May 26, 2024
UK government appoints science minister after three-month vacancy

UK government appoints science minister after three-month vacancy

Nusrat Ghani speaking at a demonstration

Nusrat Ghani is the tenth UK science minister since 2010.Credit: David Cliff/Anadolu Agency/Getty

The UK government has finally announced the name of its next science minister. Nusrat Ghani, a member of parliament for a region in the southeast of England, will fill the role, which had been vacant for three months.

The delay in appointing a minister to oversee research and innovation has unsettled many UK scientists, who fear that new Prime Minister Liz Truss does not see science as a priority.

It is a relief that someone has finally been chosen for the role, says James Wilsdon, who studies science policy at the University of Sheffield, UK. But Ghani faces “a mounting to-do list, which is long and growing”.

Ghani joins the Department for Business, Energy and Industrial Strategy (BEIS) — which oversees science — as a senior minister. She succeeds George Freeman, who quit the role in July as part of a bid to force then-prime minister Boris Johnson to resign.

She faces a litany of pressing tasks.
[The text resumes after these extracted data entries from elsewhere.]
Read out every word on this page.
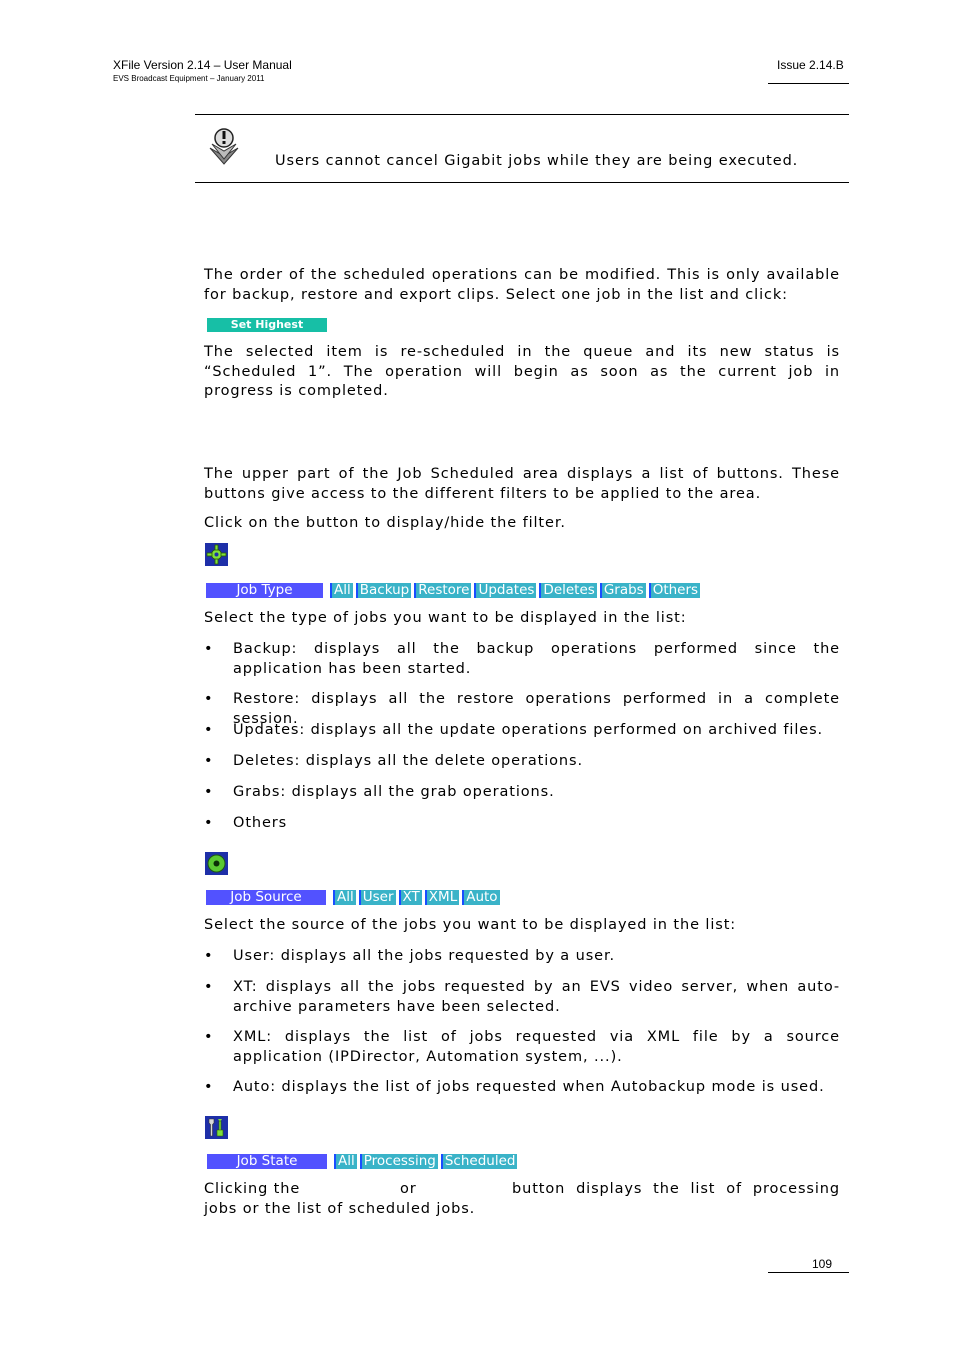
XFile Version 2.14 – User Manual
EVS Broadcast Equipment – January 2011
Issue 2.14.B
Users cannot cancel Gigabit jobs while they are being executed.
The order of the scheduled operations can be modified. This is only available for backup, restore and export clips. Select one job in the list and click:
Set Highest Priority
The selected item is re-scheduled in the queue and its new status is “Scheduled 1”. The operation will begin as soon as the current job in progress is completed.
The upper part of the Job Scheduled area displays a list of buttons. These buttons give access to the different filters to be applied to the area.
Click on the button to display/hide the filter.
Job Type	All Backup Restore Updates Deletes Grabs Others
Select the type of jobs you want to be displayed in the list:
• Backup: displays all the backup operations performed since the application has been started.
• Restore: displays all the restore operations performed in a complete session.
• Updates: displays all the update operations performed on archived files.
• Deletes: displays all the delete operations.
• Grabs: displays all the grab operations.
• Others
Job Source	All User XT XML Auto
Select the source of the jobs you want to be displayed in the list:
• User: displays all the jobs requested by a user.
• XT: displays all the jobs requested by an EVS video server, when auto-archive parameters have been selected.
• XML: displays the list of jobs requested via XML file by a source application (IPDirector, Automation system, ...).
• Auto: displays the list of jobs requested when Autobackup mode is used.
Job State	All Processing Scheduled
Clicking the	or	button displays the list of processing jobs or the list of scheduled jobs.
109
Fraught negotiations between the UK government and the European Commission over access to the nearly €100-billion (US$99-billion) research-funding programme Horizon Europe are likely to come to a head soon.

It looks increasingly probable that UK researchers will lose access to this funding stream as a result of Brexit. That would be a major blow to cross-continent collaboration. Although the UK government has said that it is developing a domestic back-up fund called Plan B to replace this income, details are scant.

Scientists are also concerned about the rising costs of running laboratories, as energy prices soar. The value of the pound plummeted in response to fiscal policies announced by Truss’s government on 23 September. Truss, who came to power in early September, was forced yesterday to backtrack on the most controversial policy — a planned tax cut for the highest UK earners.

Her government has yet not indicated whether it will stick with the previous administration’s target of raising research and development spending to 2.4% of gross domestic product by 2027.

“The real worry now with all the fresh talk of cuts to existing spending commitments is that aspects of [the] science [funding] settlement made in 2021 may be up for discussion, particularly if association to Horizon Europe does not happen,” says Wilsdon. Last year, the UK Treasury put aside £6.9 billion (US$7.9 billion) to foot the bill for participating in Horizon Europe and other European Union science programmes, or to fund any domestic alternative, until 2024–25. It would be a significant issue for the minister if the United Kingdom did not remain part of Horizon Europe and the money to fund Plan B had been clawed back, Wilsdon adds.

In 2020, the post of science minister was demoted to a junior role; with Ghani’s appointment, it has been reinstated to a senior department-level post. But Ghani will not attend cabinet, the meetings of roughly 20 of the most senior ministers who advise the prime minister, despite calls for the science minister to do so.

Ghani is the tenth UK science minister since 2010, and comes to the brief with limited experience of research. In 2018–20, she was a junior minister in the transport department, and between 2020 and 2022 she sat on the select committee that oversees BEIS’s work. Before entering politics, Ghani worked at the charities Age UK and Breakthrough Breast Cancer, which funded research into the disease.